The scoop on bullet wounds is very simple: fired from a long distance, the bullet enters an object making a small entry wound, usually the size of the bullet, and leaves the object with an exit wound the same size or, usually, larger. From the medical website “Explore Forensics“:
Exit wounds – as we have already mentioned – are usually larger than the entrance wound and this is because as the round moves through the body of the victim it slows down and explodes within the tissue and surrounding muscle. This slowing down of the projectile means that as it reaches the end of its trajectory it has to force harder to push through. This equates to the exit wound normally looking larger and considerably more destructive than its pre-cursor – the entrance wound. Exit wounds will often bleed profusely as they are larger, but entrance wounds can sometimes look only like small holes…

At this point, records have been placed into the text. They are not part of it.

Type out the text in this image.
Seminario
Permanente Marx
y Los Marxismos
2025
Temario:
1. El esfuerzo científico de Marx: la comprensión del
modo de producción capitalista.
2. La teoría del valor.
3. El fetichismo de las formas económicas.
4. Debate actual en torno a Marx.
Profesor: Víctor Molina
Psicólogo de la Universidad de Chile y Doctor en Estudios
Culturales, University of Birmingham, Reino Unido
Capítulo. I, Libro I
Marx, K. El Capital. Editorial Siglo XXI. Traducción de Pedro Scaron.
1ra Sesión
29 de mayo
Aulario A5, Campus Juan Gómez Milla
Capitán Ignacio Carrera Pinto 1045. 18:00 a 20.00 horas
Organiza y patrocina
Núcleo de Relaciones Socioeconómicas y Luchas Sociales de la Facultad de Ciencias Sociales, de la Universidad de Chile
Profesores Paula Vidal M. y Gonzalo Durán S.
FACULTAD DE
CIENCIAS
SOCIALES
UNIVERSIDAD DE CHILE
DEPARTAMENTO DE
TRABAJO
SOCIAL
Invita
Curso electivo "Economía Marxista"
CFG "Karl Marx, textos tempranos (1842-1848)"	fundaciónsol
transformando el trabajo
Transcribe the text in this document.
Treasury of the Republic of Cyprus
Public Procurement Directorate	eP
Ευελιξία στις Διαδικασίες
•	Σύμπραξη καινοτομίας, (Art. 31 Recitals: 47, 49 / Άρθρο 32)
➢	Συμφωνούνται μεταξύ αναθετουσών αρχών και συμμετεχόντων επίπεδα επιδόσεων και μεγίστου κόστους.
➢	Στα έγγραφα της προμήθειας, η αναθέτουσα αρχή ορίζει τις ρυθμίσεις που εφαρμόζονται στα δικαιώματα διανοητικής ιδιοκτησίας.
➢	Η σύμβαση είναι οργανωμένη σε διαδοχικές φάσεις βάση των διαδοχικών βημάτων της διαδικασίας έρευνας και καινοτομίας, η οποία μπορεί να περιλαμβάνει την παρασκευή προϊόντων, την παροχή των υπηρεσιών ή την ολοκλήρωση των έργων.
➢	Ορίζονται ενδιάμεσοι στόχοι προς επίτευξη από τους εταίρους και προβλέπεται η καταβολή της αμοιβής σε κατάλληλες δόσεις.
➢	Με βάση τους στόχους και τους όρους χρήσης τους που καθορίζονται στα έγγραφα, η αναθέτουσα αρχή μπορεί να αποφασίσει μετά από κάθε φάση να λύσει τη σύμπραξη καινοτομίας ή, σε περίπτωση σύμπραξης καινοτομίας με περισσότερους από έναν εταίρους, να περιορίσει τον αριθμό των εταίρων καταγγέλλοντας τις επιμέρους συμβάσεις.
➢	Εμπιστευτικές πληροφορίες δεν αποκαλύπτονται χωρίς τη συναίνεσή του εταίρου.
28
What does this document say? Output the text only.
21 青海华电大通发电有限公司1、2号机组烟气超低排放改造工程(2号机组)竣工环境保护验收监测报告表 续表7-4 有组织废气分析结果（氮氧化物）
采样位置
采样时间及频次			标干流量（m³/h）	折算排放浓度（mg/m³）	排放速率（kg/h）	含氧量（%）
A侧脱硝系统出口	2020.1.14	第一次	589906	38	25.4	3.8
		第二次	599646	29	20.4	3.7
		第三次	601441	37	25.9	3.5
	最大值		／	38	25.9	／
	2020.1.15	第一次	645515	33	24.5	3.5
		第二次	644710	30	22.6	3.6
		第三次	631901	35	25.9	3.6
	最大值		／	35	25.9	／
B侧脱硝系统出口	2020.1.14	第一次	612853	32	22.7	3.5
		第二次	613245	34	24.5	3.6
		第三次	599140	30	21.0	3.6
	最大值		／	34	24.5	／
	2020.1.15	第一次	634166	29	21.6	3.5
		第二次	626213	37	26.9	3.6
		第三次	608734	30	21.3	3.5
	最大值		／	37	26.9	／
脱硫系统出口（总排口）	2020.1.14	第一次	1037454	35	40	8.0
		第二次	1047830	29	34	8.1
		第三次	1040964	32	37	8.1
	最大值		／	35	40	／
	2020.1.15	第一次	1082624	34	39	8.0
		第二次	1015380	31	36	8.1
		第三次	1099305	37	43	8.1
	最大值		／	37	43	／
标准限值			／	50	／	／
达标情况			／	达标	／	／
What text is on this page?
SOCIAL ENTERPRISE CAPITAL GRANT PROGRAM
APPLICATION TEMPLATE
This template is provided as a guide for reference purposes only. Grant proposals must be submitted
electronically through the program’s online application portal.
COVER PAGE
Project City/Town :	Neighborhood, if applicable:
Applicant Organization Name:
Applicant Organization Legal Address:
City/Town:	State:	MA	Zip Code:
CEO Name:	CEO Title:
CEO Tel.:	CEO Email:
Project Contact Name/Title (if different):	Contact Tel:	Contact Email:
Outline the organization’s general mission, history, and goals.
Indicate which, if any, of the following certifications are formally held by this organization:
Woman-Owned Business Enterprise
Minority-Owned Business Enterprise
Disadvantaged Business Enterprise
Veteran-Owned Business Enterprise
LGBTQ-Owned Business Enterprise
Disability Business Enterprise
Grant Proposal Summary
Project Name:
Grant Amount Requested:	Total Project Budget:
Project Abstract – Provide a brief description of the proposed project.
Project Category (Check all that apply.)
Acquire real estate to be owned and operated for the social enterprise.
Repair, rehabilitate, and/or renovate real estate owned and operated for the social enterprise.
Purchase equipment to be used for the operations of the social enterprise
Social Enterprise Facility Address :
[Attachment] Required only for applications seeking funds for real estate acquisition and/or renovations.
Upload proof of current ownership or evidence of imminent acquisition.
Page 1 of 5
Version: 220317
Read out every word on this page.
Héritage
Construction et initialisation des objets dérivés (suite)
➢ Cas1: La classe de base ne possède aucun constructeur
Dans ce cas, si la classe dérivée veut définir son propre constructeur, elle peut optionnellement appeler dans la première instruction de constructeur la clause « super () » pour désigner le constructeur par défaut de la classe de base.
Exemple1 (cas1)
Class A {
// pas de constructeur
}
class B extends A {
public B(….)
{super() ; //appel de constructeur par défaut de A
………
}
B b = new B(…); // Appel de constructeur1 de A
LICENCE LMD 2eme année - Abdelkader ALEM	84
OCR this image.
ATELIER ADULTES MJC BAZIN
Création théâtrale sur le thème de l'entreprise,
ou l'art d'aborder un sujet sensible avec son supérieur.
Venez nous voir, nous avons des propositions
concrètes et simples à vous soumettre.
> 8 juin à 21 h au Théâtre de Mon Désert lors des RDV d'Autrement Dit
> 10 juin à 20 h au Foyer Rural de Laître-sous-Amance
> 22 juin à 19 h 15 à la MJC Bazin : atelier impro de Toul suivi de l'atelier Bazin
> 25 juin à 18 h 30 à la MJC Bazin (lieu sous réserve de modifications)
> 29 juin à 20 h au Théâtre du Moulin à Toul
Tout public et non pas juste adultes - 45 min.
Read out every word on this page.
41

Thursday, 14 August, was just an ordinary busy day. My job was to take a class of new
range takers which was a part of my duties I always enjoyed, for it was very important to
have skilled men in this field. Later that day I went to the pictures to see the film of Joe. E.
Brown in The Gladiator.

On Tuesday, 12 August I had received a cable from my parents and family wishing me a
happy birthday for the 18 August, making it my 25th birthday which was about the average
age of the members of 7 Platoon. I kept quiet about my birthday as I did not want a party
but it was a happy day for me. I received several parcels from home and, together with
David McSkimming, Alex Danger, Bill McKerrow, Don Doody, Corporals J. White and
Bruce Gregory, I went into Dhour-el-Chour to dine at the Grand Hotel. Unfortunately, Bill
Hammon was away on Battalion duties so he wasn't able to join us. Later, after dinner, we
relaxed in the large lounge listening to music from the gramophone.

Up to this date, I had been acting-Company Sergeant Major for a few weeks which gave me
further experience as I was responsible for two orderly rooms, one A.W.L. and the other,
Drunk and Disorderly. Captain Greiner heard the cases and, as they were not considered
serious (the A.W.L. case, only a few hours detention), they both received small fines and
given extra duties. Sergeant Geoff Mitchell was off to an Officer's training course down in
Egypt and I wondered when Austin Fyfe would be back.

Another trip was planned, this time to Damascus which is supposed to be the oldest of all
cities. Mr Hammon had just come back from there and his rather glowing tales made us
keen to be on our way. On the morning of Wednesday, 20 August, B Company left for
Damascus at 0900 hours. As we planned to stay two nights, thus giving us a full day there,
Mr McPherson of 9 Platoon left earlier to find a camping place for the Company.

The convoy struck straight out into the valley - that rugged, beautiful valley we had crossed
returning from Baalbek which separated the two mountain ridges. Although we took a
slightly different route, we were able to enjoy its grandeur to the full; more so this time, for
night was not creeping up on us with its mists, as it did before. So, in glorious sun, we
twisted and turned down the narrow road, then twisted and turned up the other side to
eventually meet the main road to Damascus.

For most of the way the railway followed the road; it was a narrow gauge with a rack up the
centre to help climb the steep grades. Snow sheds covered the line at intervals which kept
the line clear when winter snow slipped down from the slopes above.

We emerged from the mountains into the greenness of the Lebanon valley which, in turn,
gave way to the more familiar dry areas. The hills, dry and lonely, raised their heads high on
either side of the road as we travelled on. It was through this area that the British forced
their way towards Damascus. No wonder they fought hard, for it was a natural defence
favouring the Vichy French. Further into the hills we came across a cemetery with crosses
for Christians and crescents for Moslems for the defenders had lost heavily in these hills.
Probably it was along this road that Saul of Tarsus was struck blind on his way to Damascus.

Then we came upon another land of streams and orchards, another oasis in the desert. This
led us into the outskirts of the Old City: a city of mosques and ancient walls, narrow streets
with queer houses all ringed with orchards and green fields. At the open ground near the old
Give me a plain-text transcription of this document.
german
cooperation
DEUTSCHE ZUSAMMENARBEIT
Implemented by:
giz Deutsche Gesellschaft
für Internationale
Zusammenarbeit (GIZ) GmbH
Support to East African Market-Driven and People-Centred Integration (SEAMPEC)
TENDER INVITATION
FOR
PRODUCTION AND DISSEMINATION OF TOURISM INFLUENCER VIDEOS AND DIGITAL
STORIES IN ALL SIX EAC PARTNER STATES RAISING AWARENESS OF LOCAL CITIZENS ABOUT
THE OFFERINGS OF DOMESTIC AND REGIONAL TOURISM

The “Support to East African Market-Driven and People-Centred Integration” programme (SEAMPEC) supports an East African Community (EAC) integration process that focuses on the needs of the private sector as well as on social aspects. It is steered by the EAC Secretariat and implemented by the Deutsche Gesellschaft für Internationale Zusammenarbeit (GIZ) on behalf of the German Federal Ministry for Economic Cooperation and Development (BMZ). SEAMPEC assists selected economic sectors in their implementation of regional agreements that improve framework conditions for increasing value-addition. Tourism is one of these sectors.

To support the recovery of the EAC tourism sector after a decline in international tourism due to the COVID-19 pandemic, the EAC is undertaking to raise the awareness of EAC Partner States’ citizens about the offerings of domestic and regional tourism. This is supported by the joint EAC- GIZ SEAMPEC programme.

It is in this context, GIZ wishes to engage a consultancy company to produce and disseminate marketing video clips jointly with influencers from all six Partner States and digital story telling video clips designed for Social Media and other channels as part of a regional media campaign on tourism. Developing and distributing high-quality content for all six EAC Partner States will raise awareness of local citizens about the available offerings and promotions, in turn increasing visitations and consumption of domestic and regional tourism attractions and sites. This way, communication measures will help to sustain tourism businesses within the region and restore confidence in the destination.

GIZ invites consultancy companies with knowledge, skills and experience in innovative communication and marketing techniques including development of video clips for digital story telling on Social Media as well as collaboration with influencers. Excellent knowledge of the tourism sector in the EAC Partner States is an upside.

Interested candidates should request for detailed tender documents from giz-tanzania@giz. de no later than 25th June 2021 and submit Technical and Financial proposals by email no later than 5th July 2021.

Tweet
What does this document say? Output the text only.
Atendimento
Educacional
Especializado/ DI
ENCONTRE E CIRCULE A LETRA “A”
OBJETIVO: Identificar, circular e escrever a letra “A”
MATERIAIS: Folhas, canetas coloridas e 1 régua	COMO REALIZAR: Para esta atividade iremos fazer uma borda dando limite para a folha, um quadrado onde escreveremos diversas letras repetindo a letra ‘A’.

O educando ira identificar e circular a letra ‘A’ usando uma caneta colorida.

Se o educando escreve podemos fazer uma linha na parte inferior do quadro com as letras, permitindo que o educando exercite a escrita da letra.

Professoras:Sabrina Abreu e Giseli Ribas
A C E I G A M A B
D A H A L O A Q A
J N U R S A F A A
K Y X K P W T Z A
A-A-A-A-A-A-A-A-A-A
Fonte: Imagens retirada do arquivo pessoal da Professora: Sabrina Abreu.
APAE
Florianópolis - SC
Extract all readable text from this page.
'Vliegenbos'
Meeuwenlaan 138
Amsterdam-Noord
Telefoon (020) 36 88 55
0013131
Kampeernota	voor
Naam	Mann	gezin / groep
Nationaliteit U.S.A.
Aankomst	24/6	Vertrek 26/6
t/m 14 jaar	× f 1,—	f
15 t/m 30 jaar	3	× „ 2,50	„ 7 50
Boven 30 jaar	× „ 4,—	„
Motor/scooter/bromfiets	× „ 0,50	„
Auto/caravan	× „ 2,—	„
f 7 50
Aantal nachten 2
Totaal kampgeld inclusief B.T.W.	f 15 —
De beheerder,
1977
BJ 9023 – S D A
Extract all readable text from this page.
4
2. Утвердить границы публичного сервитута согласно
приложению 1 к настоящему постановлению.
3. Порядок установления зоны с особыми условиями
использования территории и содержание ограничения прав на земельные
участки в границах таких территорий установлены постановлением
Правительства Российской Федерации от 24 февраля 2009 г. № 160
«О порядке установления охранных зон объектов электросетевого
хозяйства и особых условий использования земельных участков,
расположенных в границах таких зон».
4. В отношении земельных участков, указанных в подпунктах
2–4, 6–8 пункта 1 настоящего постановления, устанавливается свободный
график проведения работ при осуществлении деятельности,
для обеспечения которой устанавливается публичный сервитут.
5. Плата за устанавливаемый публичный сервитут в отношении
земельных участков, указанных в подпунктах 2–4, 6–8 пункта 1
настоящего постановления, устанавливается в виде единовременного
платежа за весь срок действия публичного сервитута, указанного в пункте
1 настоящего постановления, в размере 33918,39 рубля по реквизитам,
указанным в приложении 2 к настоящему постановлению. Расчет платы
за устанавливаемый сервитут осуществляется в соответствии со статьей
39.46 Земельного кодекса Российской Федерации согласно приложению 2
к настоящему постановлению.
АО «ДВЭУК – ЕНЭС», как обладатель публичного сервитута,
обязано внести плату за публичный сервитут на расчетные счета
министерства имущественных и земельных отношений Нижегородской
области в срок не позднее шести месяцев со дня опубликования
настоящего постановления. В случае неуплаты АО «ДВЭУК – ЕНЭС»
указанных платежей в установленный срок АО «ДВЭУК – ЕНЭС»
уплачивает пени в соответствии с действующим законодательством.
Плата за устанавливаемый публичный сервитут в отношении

JFK had the back of his head blown off, as seen in Abraham Zapruder’s film (recall Jackie climbing behind the back seat in the heat of the moment to retrieve a large part of her husband’s skull). Now one of the surgeons, who held Kennedy’s head in the Operating Room at Parkland Hospital, confirms that the back of the head was missing. That this was an exit wound. Dr. Robert McClelland further says a colleague, who spoke to the press, was threatened at the time by the Secret Service and never spoke of the assassination again.
The President’s vehicle was moving slowly before the shot, so momentum from the car would not propel the large skull fragment backwards with such force. Two incontrovertible facts: The fragment went backwards, and the posterior skull wound was much larger than the entrance wound, confirm that Kennedy was shot from the front, not the rear. Not from behind, where the Texas School Book Depository was located. Possibly from the grassy knoll.
There is controversy about the Xrays, autopsy, and about so much else. But the laws of physics are inviolable. The shot that blew off President Kennedy’s posterior skull did not originate from the School Book Depository.